The family who was in our bubble until a few months ago (we were watching her kids, she’s a nurse, then school started and they started seeing other people without telling us, so we stopped seeing them) went to Thanksgiving with her family, and then his. Her sister tested positive over the weekend, so likely gave it to at least some of the family. We really made the right call there.
doesn’t her being a nurse make her not entirely safe? although, so far, my father’s nurse who works in the covid wing of a nursing home every other weekend managed to avoid getting covid.
she’s taking december off from the nursing home. i’m hoping by the time she goes back in january there is a vaccine available to medical workers, but that might be too soon. she avoided the virus so far though, but it’s getting really bad again on staten island and the nursing home is again a disaster. might be reaching march/april levels again there. i know they had to open field hospitals again on staten island.
concerns me with my father in that i don’t know how long that immunity lasts that he got from his bout of covid in march and also because of my mother who lives in the same house, but they are being more careful in my mother staying on the other floor and separated now that it’s an issue again on staten island.
No one is entirely safe. She was an essential worker who needed childcare, and she didn’t work in a COVID ward (although we would have watched her kids if she did; someone had to). We see a difference between the exposure someone has as a result of their jobs or duties, and risks people take on willingly. We were ok with the first, but not the second in her situation, and thankfully she no longer needed childcare by the time it got to that point.

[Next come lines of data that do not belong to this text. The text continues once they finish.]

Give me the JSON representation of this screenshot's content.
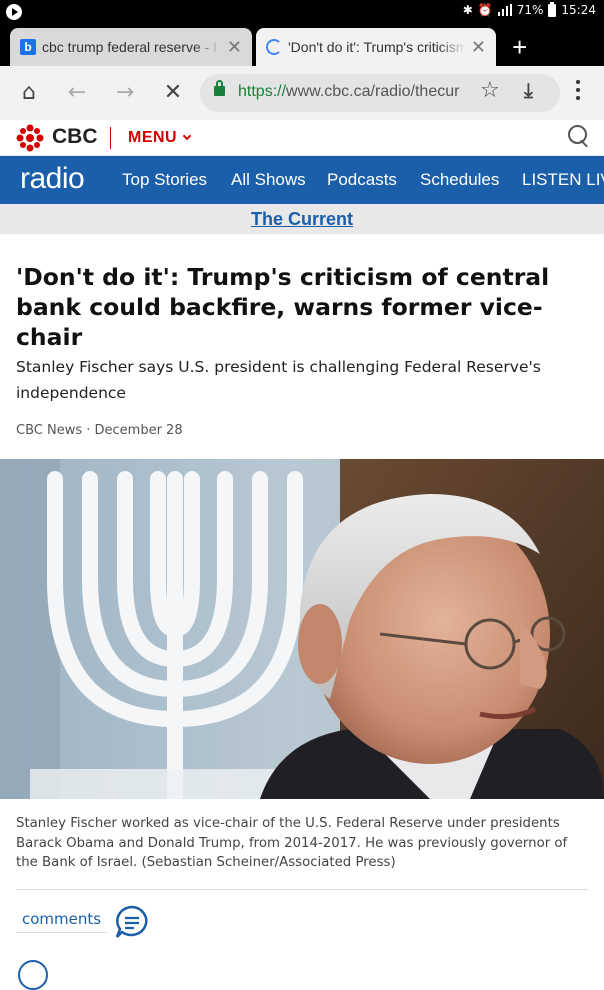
{
  "status_bar": {
    "battery": "71%",
    "time": "15:24"
  },
  "tabs": [
    {
      "title": "cbc trump federal reserve - I",
      "favicon": "bing-b-icon"
    },
    {
      "title": "'Don't do it': Trump's criticism",
      "favicon": "loading-spinner-icon"
    }
  ],
  "toolbar": {
    "url_scheme": "https://",
    "url_rest": "www.cbc.ca/radio/thecur"
  },
  "cbc_header": {
    "brand": "CBC",
    "menu_label": "MENU"
  },
  "radio_nav": {
    "logo": "radio",
    "links": [
      "Top Stories",
      "All Shows",
      "Podcasts",
      "Schedules",
      "LISTEN LIVE"
    ]
  },
  "show": {
    "name": "The Current"
  },
  "article": {
    "headline": "'Don't do it': Trump's criticism of central bank could backfire, warns former vice-chair",
    "deck": "Stanley Fischer says U.S. president is challenging Federal Reserve's independence",
    "byline": "CBC News · December 28",
    "caption": "Stanley Fischer worked as vice-chair of the U.S. Federal Reserve under presidents Barack Obama and Donald Trump, from 2014-2017. He was previously governor of the Bank of Israel. (Sebastian Scheiner/Associated Press)",
    "comments_label": "comments"
  },
  "colors": {
    "cbc_red": "#d40000",
    "radio_blue": "#1b5faa",
    "secure_green": "#188038"
  }
}
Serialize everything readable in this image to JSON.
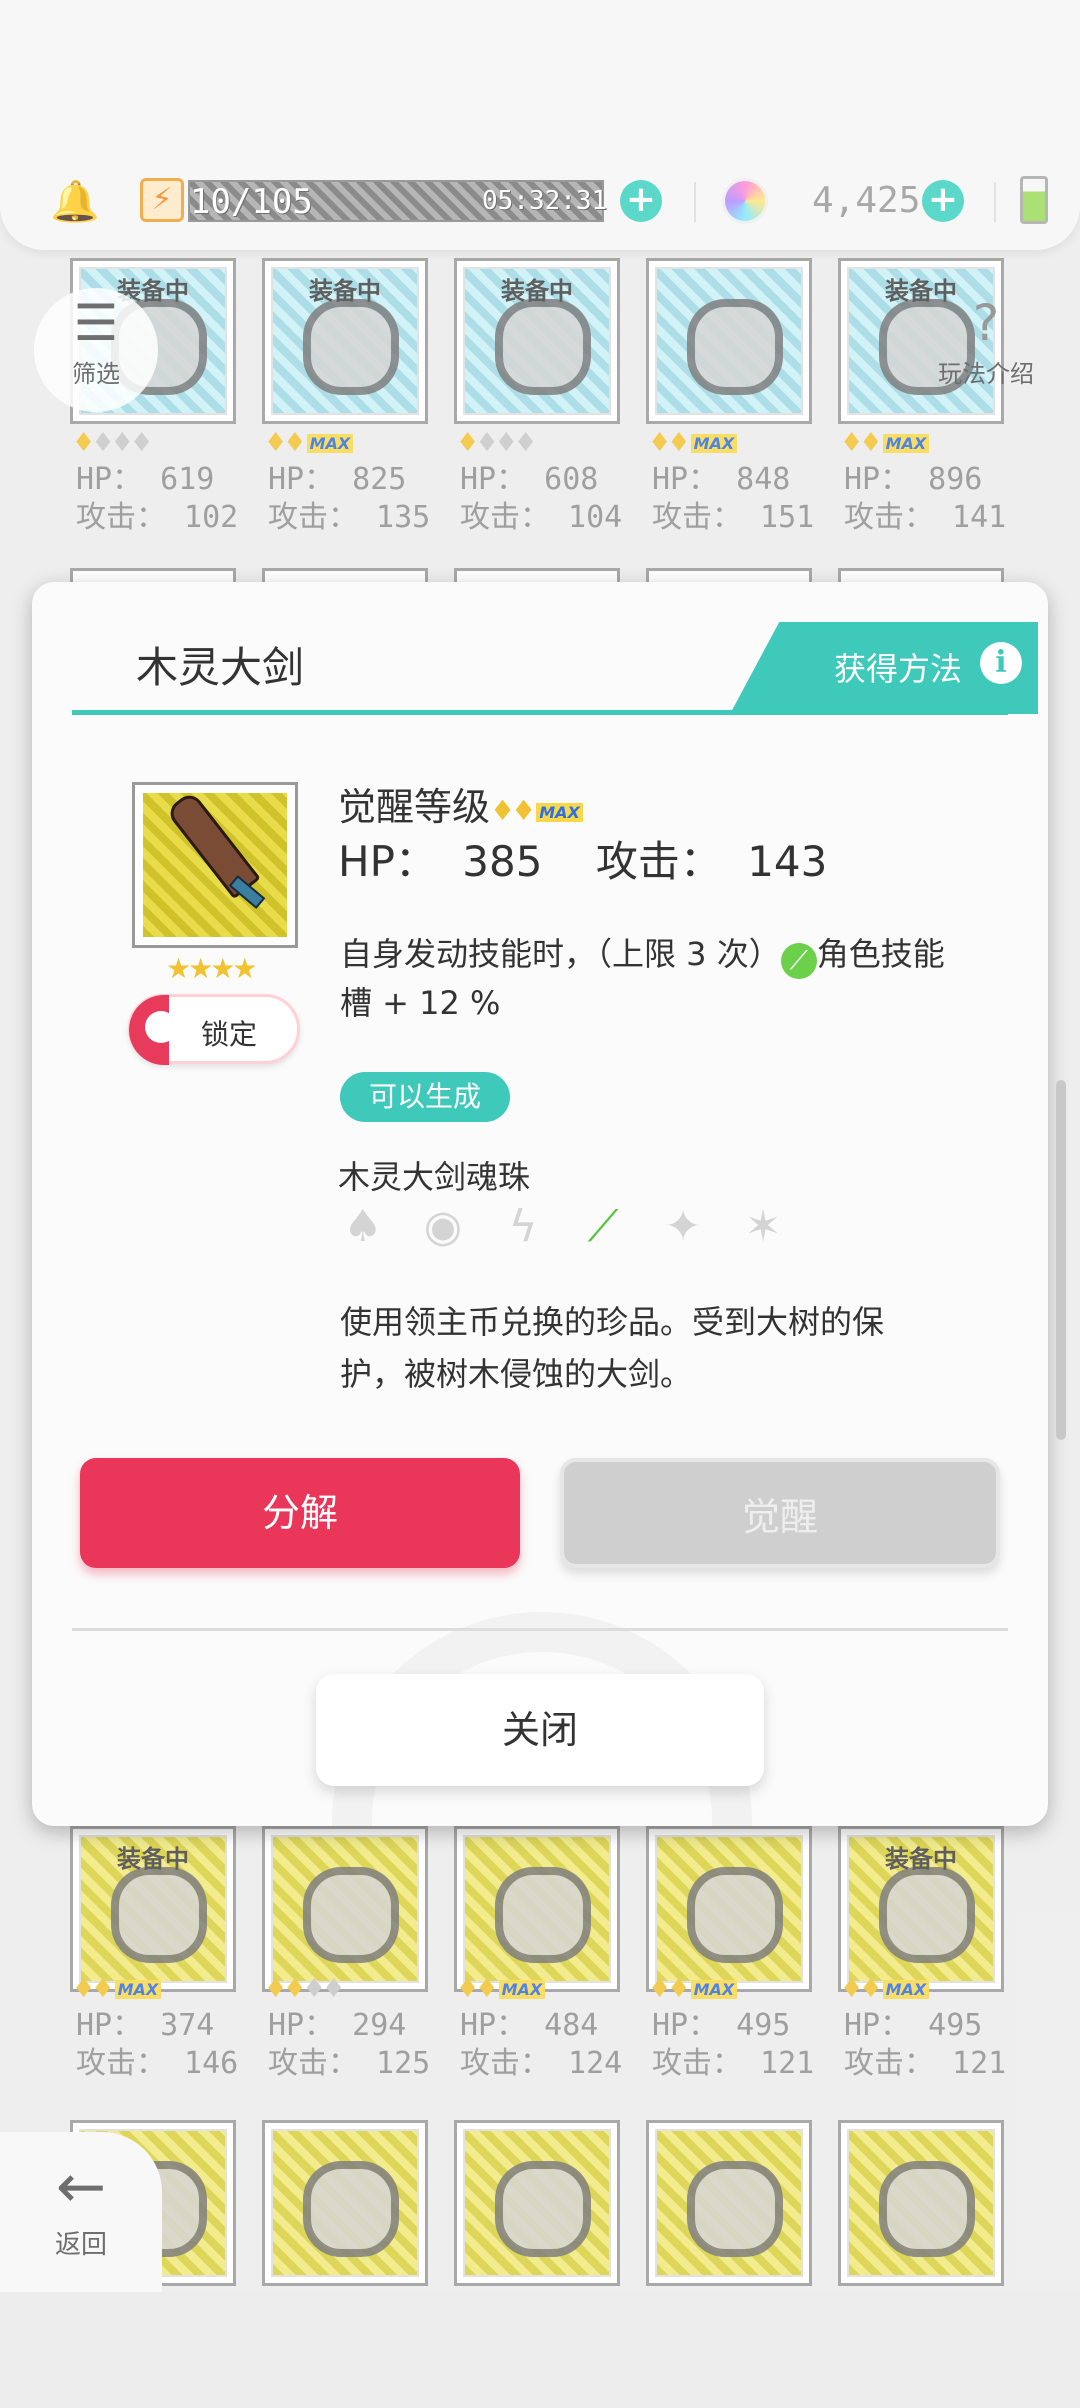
{
  "topbar": {
    "energy": "10/105",
    "timer": "05:32:31",
    "gems": "4,425"
  },
  "side_buttons": {
    "filter_label": "筛选",
    "help_label": "玩法介绍",
    "back_label": "返回"
  },
  "grid_top": [
    {
      "tag": "装备中",
      "hp": "HP： 619",
      "atk": "攻击： 102",
      "filled_stars": 1,
      "max": false,
      "gold": false
    },
    {
      "tag": "装备中",
      "hp": "HP： 825",
      "atk": "攻击： 135",
      "filled_stars": 2,
      "max": true,
      "gold": false
    },
    {
      "tag": "装备中",
      "hp": "HP： 608",
      "atk": "攻击： 104",
      "filled_stars": 1,
      "max": false,
      "gold": false
    },
    {
      "tag": "",
      "hp": "HP： 848",
      "atk": "攻击： 151",
      "filled_stars": 2,
      "max": true,
      "gold": false
    },
    {
      "tag": "装备中",
      "hp": "HP： 896",
      "atk": "攻击： 141",
      "filled_stars": 2,
      "max": true,
      "gold": false
    }
  ],
  "grid_bottom": [
    {
      "tag": "装备中",
      "hp": "HP： 374",
      "atk": "攻击： 146",
      "filled_stars": 2,
      "max": true,
      "gold": true
    },
    {
      "tag": "",
      "hp": "HP： 294",
      "atk": "攻击： 125",
      "filled_stars": 2,
      "max": false,
      "gold": true
    },
    {
      "tag": "",
      "hp": "HP： 484",
      "atk": "攻击： 124",
      "filled_stars": 2,
      "max": true,
      "gold": true
    },
    {
      "tag": "",
      "hp": "HP： 495",
      "atk": "攻击： 121",
      "filled_stars": 2,
      "max": true,
      "gold": true
    },
    {
      "tag": "装备中",
      "hp": "HP： 495",
      "atk": "攻击： 121",
      "filled_stars": 2,
      "max": true,
      "gold": true
    }
  ],
  "modal": {
    "title": "木灵大剑",
    "obtain_label": "获得方法",
    "awaken_level_label": "觉醒等级",
    "max_label": "MAX",
    "hp_label": "HP：",
    "hp_value": "385",
    "atk_label": "攻击：",
    "atk_value": "143",
    "skill_prefix": "自身发动技能时，（上限 3 次）",
    "skill_suffix": "角色技能槽 + 12 %",
    "item_stars": "★★★★",
    "lock_label": "锁定",
    "generate_badge": "可以生成",
    "orb_name": "木灵大剑魂珠",
    "elements": [
      "fire",
      "orb",
      "lightning",
      "leaf",
      "star",
      "shuriken"
    ],
    "active_element": "leaf",
    "description": "使用领主币兑换的珍品。受到大树的保护，被树木侵蚀的大剑。",
    "decompose_label": "分解",
    "awaken_label": "觉醒",
    "close_label": "关闭"
  },
  "colors": {
    "accent": "#3fc9bb",
    "danger": "#ea3658",
    "disabled": "#cfcfcf"
  }
}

She quit her job because she was being told she was going to be forced to work in the COVID ward. We mused between ourselves that we thought that was…interesting…when it came out later that she wasn’t being entirely responsible, per our previous agreement.

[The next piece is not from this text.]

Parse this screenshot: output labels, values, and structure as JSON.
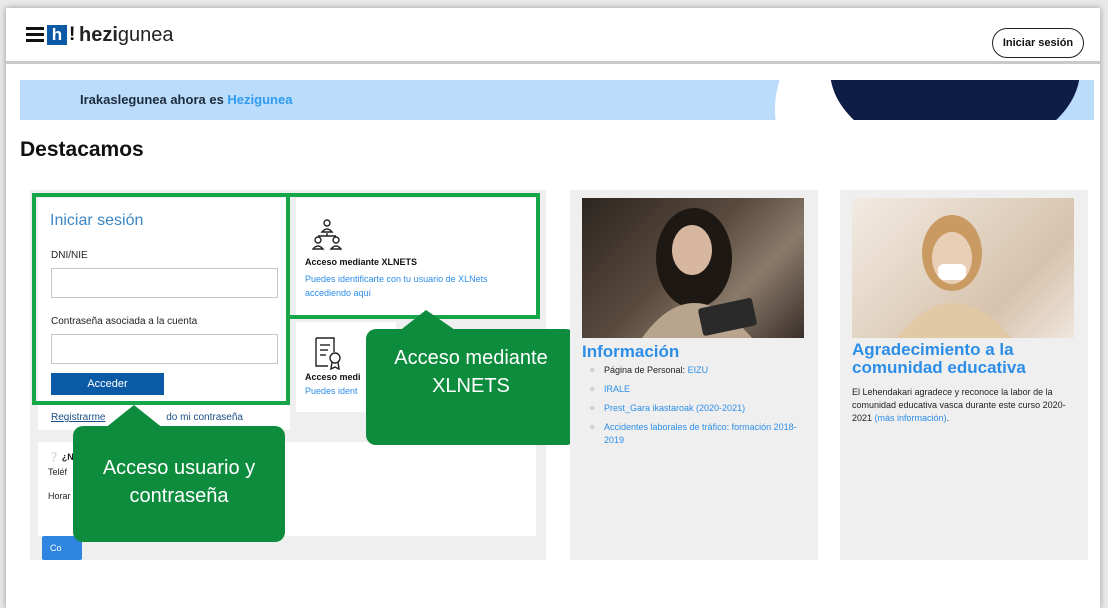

was her reasoning because she fears covid or because it’s depressing? if it’s just a covid fear, then yeah, dumb. my nurse friend has a full armor of ppe now and she is super careful in her daily life outside of the nursing home, so has not caught it so far, and hopefully never will.
We’ve had a family death from COVID and I know a couple other people who’ve tested positive. One was like a mild cold, the other currently still has it and is sleeping about 14 hours a day, and is coughing and has “brain fog”.
We skipped Thanksgiving. I can see family next summer.
In the past month I’ve had 4 nieces or nephews test positive ranging from asymptomatic to potentially high risk due to other medical condition but all 4 seemed to have recovered or soon be back to normal.
This week had an uncle pass away from covid, though in fairness covid seems to have been the last straw as he was first in hospital with pneumonia, then while out on rehab had relapse and got covid going back to hospital which seemed to be too much.
No one was is a mining engineer in Alaska, works in close quarters for 2 week on 2 weeks off with 6 hour bus ride each way picked it up there was asymtomatic and no one else picked it up.
2 were in So Cal. The nephew and roommate work in filming and got it on set where rules were very lax and brought home to niece who has heart condition from birth.
Other niece was in Colorado (with Nephew staying with her and her husband) but so far haven’t heard of it spreading there to rest of family. That one was “just bad cold” and loss of smell.
Uncle, really a cousin but always called him uncle growing up with him being 25 years older than me was in New Jersey.
A few months ago my grandfather (Veterans home) passed from COVID. Last month, my aunt (nurse at a nursing home) fought off a nasty bout, and her daughter (completely ignored all precautions, no masking, distancing, etc.) also had what she called ‘the worst illness of her life.’
My mother tested positive a couple months ago, with just minor coughing symptoms, after going to the hospital for a knee surgery. She’s definitely high risk, so it was a big sigh of relief when she later tested negative.